On September 20, before the Senate Banking Committee, Sen. Elizabeth Warren ripped Wells Fargo CEO John Stumpf to shreds (over the opening of as many as 2 million unauthorized accounts). And it was a thing of beauty.
Absolutely, CEOs should be held accountable and sent to prison — not just allowed to pay hefty fines and walk away. Banking CEOs should have gone to prison when they precipitated the subprime mortgage crisis a few years ago. Oil CEOs should have gone to prison over incidents like the disastrous and deadly BP oil spill in the Gulf. Auto executives should go to prison when they knowingly hide and deny fatal defects in their cars. And pharmaceutical execs should go to prison when they initiate obvious price-gouging schemes and, for example, abruptly raise a life-saving drug’s price by as much as 400% for no reason (or in the case of Daraprim, 5,000%).

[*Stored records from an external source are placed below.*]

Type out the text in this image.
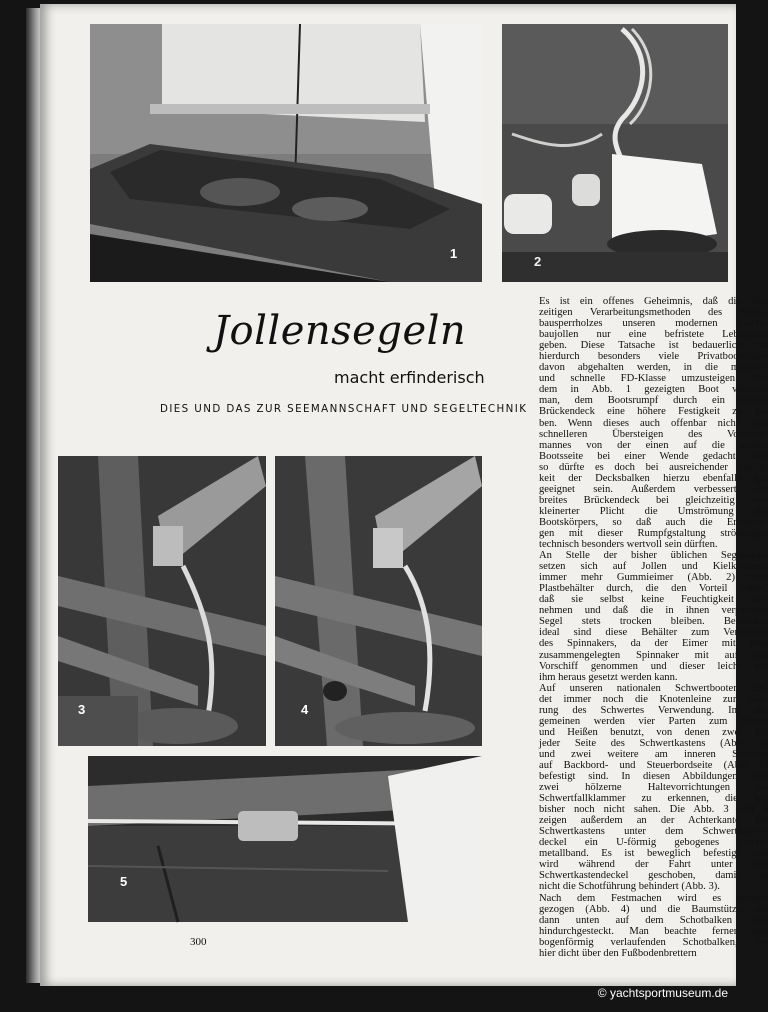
1
2
Jollensegeln
macht erfinderisch
DIES UND DAS ZUR SEEMANNSCHAFT UND SEGELTECHNIK
3	4
5

Es ist ein offenes Geheimnis, daß die der-

zeitigen Verarbeitungsmethoden des Boots-

bausperrholzes unseren modernen Leicht-

baujollen nur eine befristete Lebenszeit

geben. Diese Tatsache ist bedauerlich, da

hierdurch besonders viele Privatbooteigner

davon abgehalten werden, in die moderne

und schnelle FD-Klasse umzusteigen. Bei

dem in Abb. 1 gezeigten Boot versucht

man, dem Bootsrumpf durch ein breites

Brückendeck eine höhere Festigkeit zu ge-

ben. Wenn dieses auch offenbar nicht zum

schnelleren Übersteigen des Vorschot-

mannes von der einen auf die andere

Bootsseite bei einer Wende gedacht war,

so dürfte es doch bei ausreichender Festig-

keit der Decksbalken hierzu ebenfalls gut

geeignet sein. Außerdem verbessert ein

breites Brückendeck bei gleichzeitig ver-

kleinerter Plicht die Umströmung des

Bootskörpers, so daß auch die Erfahrun-

gen mit dieser Rumpfgstaltung strömungs-

technisch besonders wertvoll sein dürften.

An Stelle der bisher üblichen Segelsäcke

setzen sich auf Jollen und Kielkreuzern

immer mehr Gummieimer (Abb. 2) oder

Plastbehälter durch, die den Vorteil haben,

daß sie selbst keine Feuchtigkeit auf-

nehmen und daß die in ihnen verpackten

Segel stets trocken bleiben. Besonders

ideal sind diese Behälter zum Verpacken

des Spinnakers, da der Eimer mit dem

zusammengelegten Spinnaker mit auf das

Vorschiff genommen und dieser leicht aus

ihm heraus gesetzt werden kann.

Auf unseren nationalen Schwertbooten fin-

det immer noch die Knotenleine zur Füh-

rung des Schwertes Verwendung. Im all-

gemeinen werden vier Parten zum Fieren

und Heißen benutzt, von denen zwei auf

jeder Seite des Schwertkastens (Abb. 3)

und zwei weitere am inneren Süllrand

auf Backbord- und Steuerbordseite (Abb. 5)

befestigt sind. In diesen Abbildungen sind

zwei hölzerne Haltevorrichtungen als

Schwertfallklammer zu erkennen, die wir

bisher noch nicht sahen. Die Abb. 3 und 4

zeigen außerdem an der Achterkante des

Schwertkastens unter dem Schwertkasten-

deckel ein U-förmig gebogenes Leicht-

metallband. Es ist beweglich befestigt und

wird während der Fahrt unter den

Schwertkastendeckel geschoben, damit es

nicht die Schotführung behindert (Abb. 3).

Nach dem Festmachen wird es heraus-

gezogen (Abb. 4) und die Baumstütze, die

dann unten auf dem Schotbalken ruht,

hindurchgesteckt. Man beachte ferner den

bogenförmig verlaufenden Schotbalken, der

hier dicht über den Fußbodenbrettern

300
© yachtsportmuseum.de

Year after year such CEOs buy their way out of any culpability while their lowest level employees take the heat, lose their jobs, etc. And it won’t stop until a couple of those expensive starched white collars do some real time in a real prison (not some country club like the one Martha Stewart briefly “visited”). Fines, even multimillion-dollar fines, are considered just a part of the cost of doing business. They don’t even come out of the CEO’s own pocket.
It’s one of the benefits of being extremely wealthy. If you’re rich enough, the law doesn’t apply to you. (But lots of luck if you were one of the 5,300 lower level employees fired by Wells Fargo for their participation in this scheme.)